Bugüne kadar yaşananlar göstermektedir ki, ekonomik dengeleri bozulan hükümetlerin Londra’da kapısının çalındığı “tefeci kurumlardan” yüksek faizle borçlanması, IMF’nin kapısına gitmeden önceki son kapıdır!
Erdoğan-Bahçeli ittifakının bütün gayreti, 24 Haziran’a kapağı kazasız belasız atmak içindir. Ancak bunun kolay olmayacağı da anlaşılıyor. Özellikle ekonomik sorunların vatandaşın birinci sorunu haline geldiği, gerek anketler gerekse emekçiler cephesinden gelen tepkilerde kendisini gösteriyor. Bu da döviz-faiz etrafındaki aşırı dalgalanma nispeten kontrol altına alınsa bile Erdoğan-AKP iktidarının ekonomi politikasının halkın gözünde büyük bir itibar kaybı yaşadığını gösteriyor.

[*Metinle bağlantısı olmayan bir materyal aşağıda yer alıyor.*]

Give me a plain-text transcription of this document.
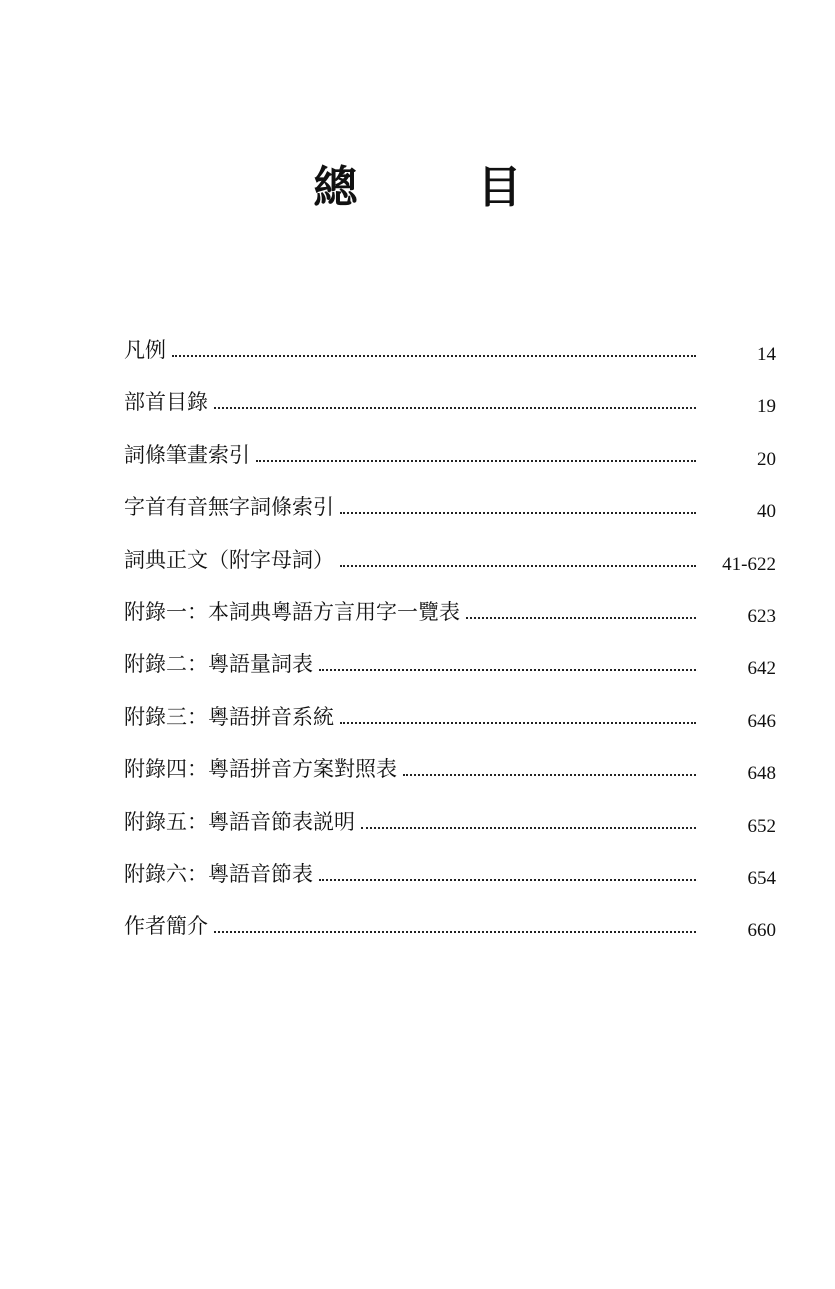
總　目
凡例	14
部首目錄	19
詞條筆畫索引	20
字首有音無字詞條索引	40
詞典正文（附字母詞）	41-622
附錄一：本詞典粵語方言用字一覽表	623
附錄二：粵語量詞表	642
附錄三：粵語拼音系統	646
附錄四：粵語拼音方案對照表	648
附錄五：粵語音節表説明	652
附錄六：粵語音節表	654
作者簡介	660
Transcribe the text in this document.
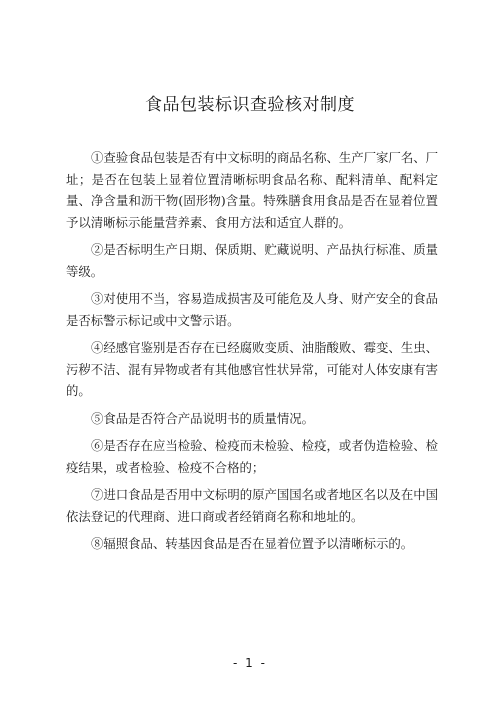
食品包装标识查验核对制度

①查验食品包装是否有中文标明的商品名称、生产厂家厂名、厂址；是否在包装上显着位置清晰标明食品名称、配料清单、配料定量、净含量和沥干物(固形物)含量。特殊膳食用食品是否在显着位置予以清晰标示能量营养素、食用方法和适宜人群的。

②是否标明生产日期、保质期、贮藏说明、产品执行标准、质量等级。

③对使用不当，容易造成损害及可能危及人身、财产安全的食品是否标警示标记或中文警示语。

④经感官鉴别是否存在已经腐败变质、油脂酸败、霉变、生虫、污秽不洁、混有异物或者有其他感官性状异常，可能对人体安康有害的。

⑤食品是否符合产品说明书的质量情况。

⑥是否存在应当检验、检疫而未检验、检疫，或者伪造检验、检疫结果，或者检验、检疫不合格的；

⑦进口食品是否用中文标明的原产国国名或者地区名以及在中国依法登记的代理商、进口商或者经销商名称和地址的。

⑧辐照食品、转基因食品是否在显着位置予以清晰标示的。

- 1 -
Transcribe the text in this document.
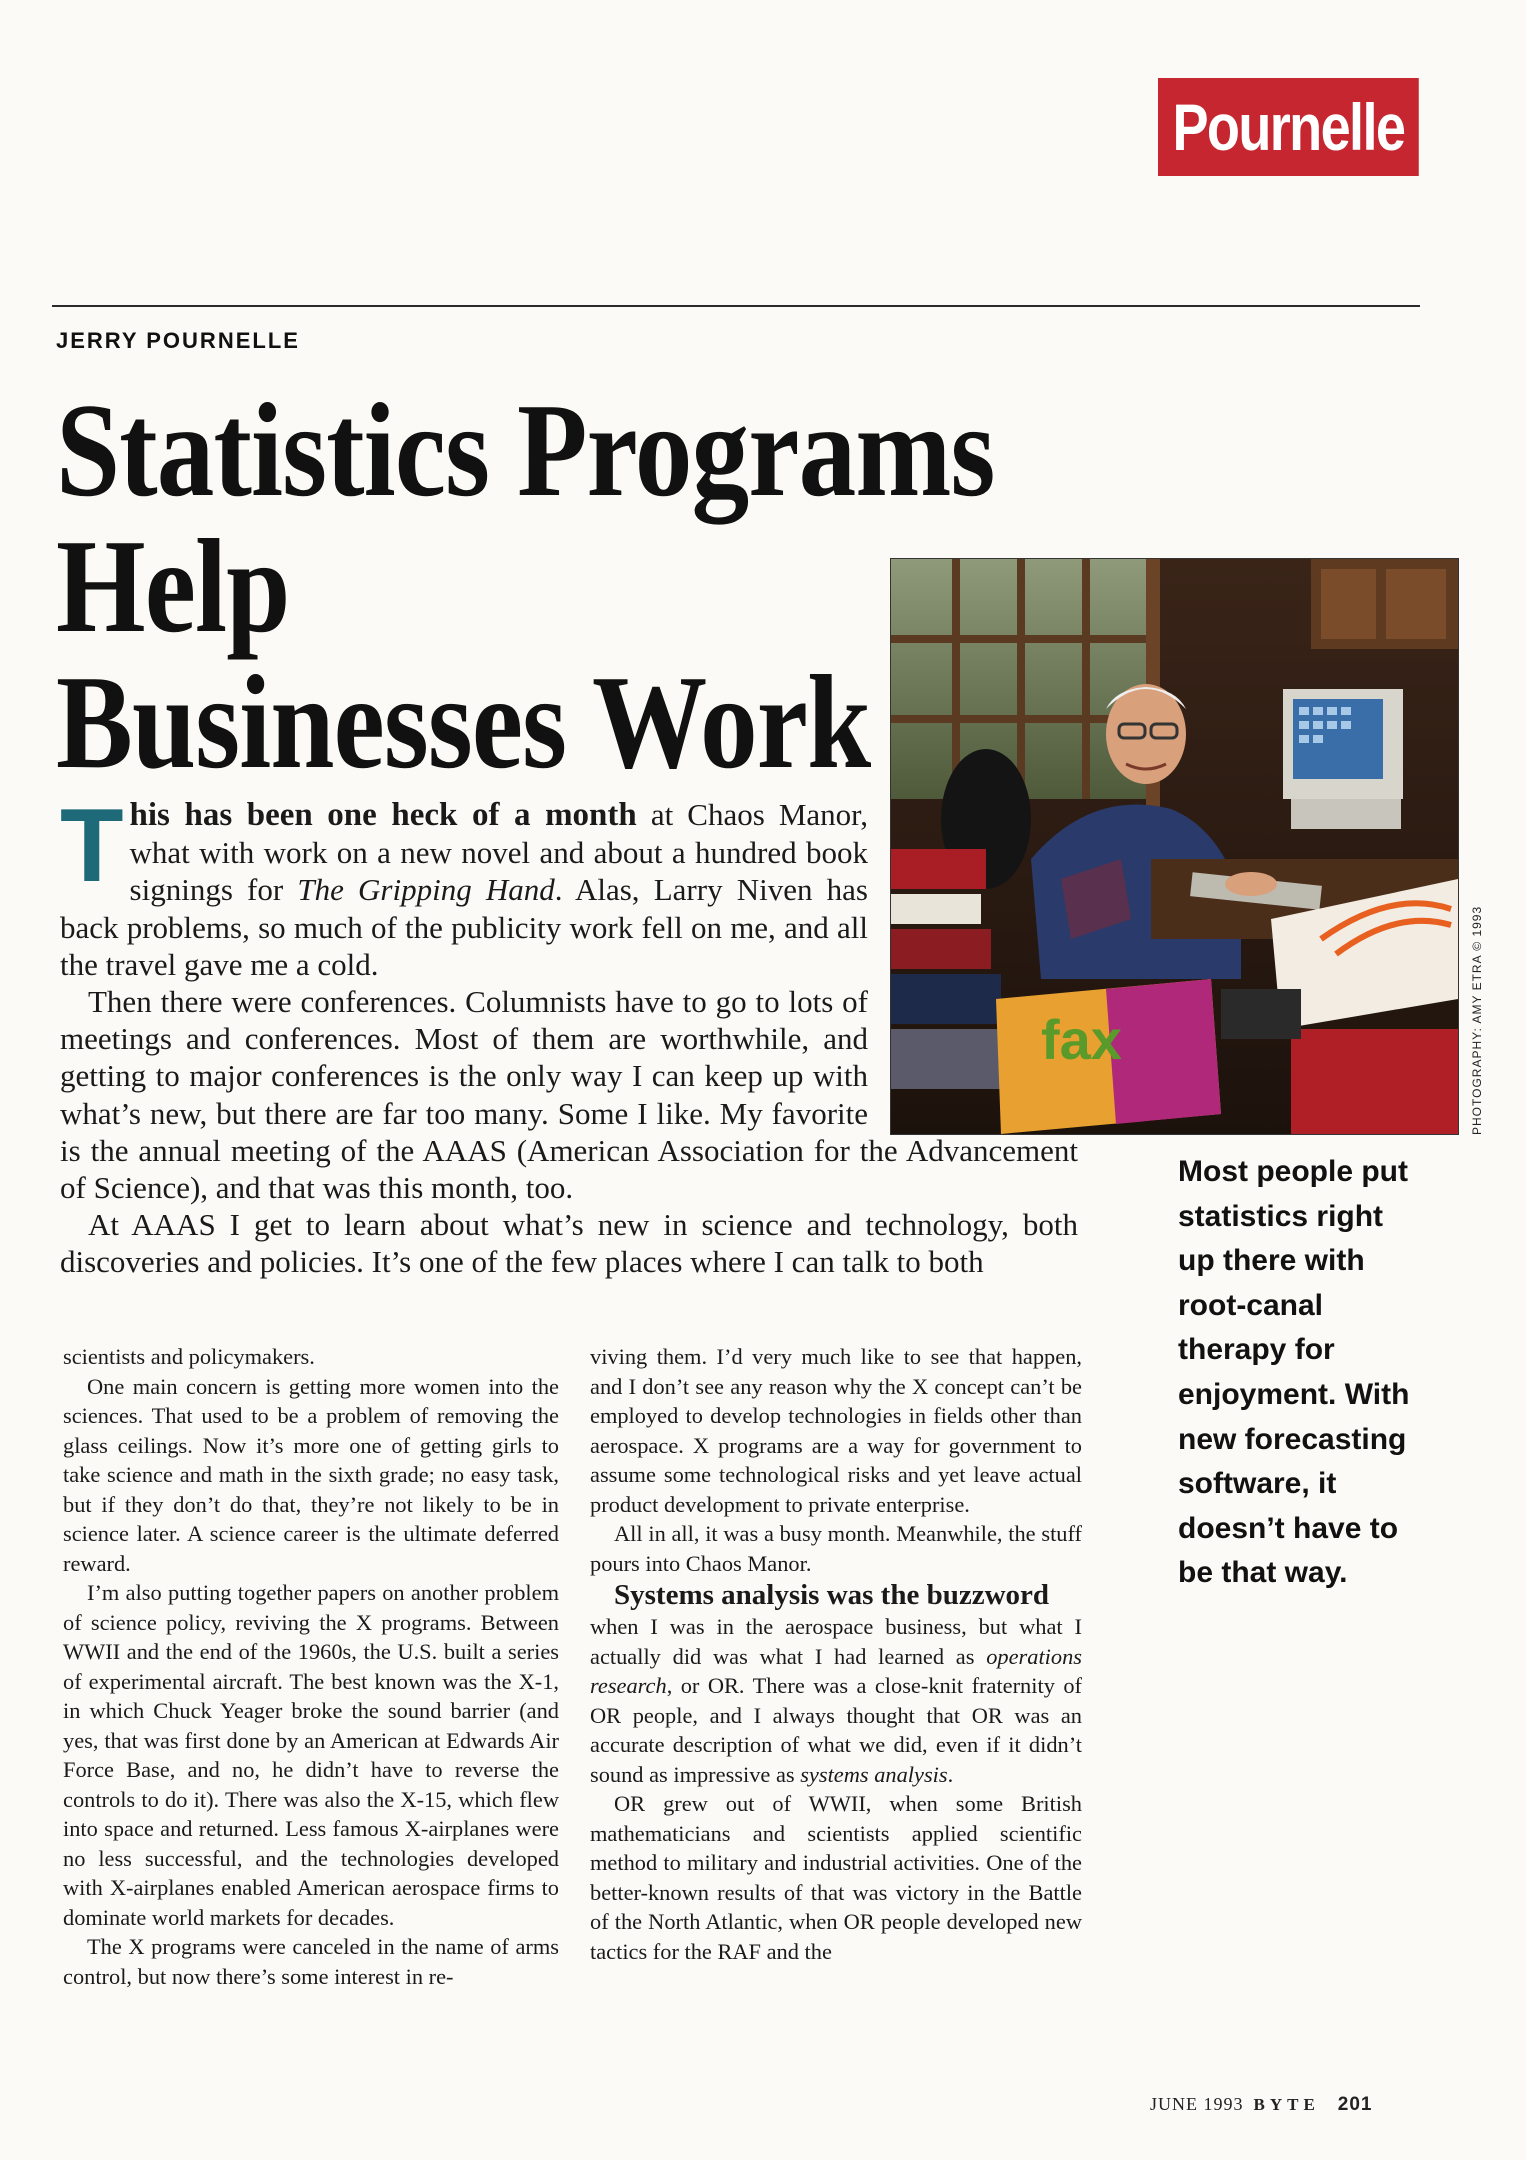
Pournelle
JERRY POURNELLE
Statistics Programs Help
Businesses Work
fax	PHOTOGRAPHY: AMY ETRA © 1993
Most people put statistics right up there with root-canal therapy for enjoyment. With new forecasting software, it doesn’t have to be that way.

This has been one heck of a month at Chaos Manor, what with work on a new novel and about a hundred book signings for The Gripping Hand. Alas, Larry Niven has back problems, so much of the publicity work fell on me, and all the travel gave me a cold.

Then there were conferences. Columnists have to go to lots of meetings and conferences. Most of them are worthwhile, and getting to major conferences is the only way I can keep up with what’s new, but there are far too many. Some I like. My favorite is the annual meeting of the AAAS (American Association for the Advancement of Science), and that was this month, too.

At AAAS I get to learn about what’s new in science and technology, both discoveries and policies. It’s one of the few places where I can talk to both

scientists and policymakers.

One main concern is getting more women into the sciences. That used to be a problem of removing the glass ceilings. Now it’s more one of getting girls to take science and math in the sixth grade; no easy task, but if they don’t do that, they’re not likely to be in science later. A science career is the ultimate deferred reward.

I’m also putting together papers on another problem of science policy, reviving the X programs. Between WWII and the end of the 1960s, the U.S. built a series of experimental aircraft. The best known was the X-1, in which Chuck Yeager broke the sound barrier (and yes, that was first done by an American at Edwards Air Force Base, and no, he didn’t have to reverse the controls to do it). There was also the X-15, which flew into space and returned. Less famous X-airplanes were no less successful, and the technologies developed with X-airplanes enabled American aerospace firms to dominate world markets for decades.

The X programs were canceled in the name of arms control, but now there’s some interest in re-

viving them. I’d very much like to see that happen, and I don’t see any reason why the X concept can’t be employed to develop technologies in fields other than aerospace. X programs are a way for government to assume some technological risks and yet leave actual product development to private enterprise.

All in all, it was a busy month. Meanwhile, the stuff pours into Chaos Manor.

Systems analysis was the buzzword

when I was in the aerospace business, but what I actually did was what I had learned as operations research, or OR. There was a close-knit fraternity of OR people, and I always thought that OR was an accurate description of what we did, even if it didn’t sound as impressive as systems analysis.

OR grew out of WWII, when some British mathematicians and scientists applied scientific method to military and industrial activities. One of the better-known results of that was victory in the Battle of the North Atlantic, when OR people developed new tactics for the RAF and the

JUNE 1993 BYTE 201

İşaretler, AKP-MHP ittifakının hamaset, milliyetçi-dinci sloganlar, ekonomik yağma ve rüşvet dağıtımı etrafında sürdürdüğü kampanyanın eskisi kadar etkili olmayacağını gösteriyor. Bunu, sandıkların yerinin değiştirilmesi gibi, devletin imkanlarının en gerici ittifakın çıkarı doğrultusunda kullanılmasının da değiştiremeyeceği görülüyor.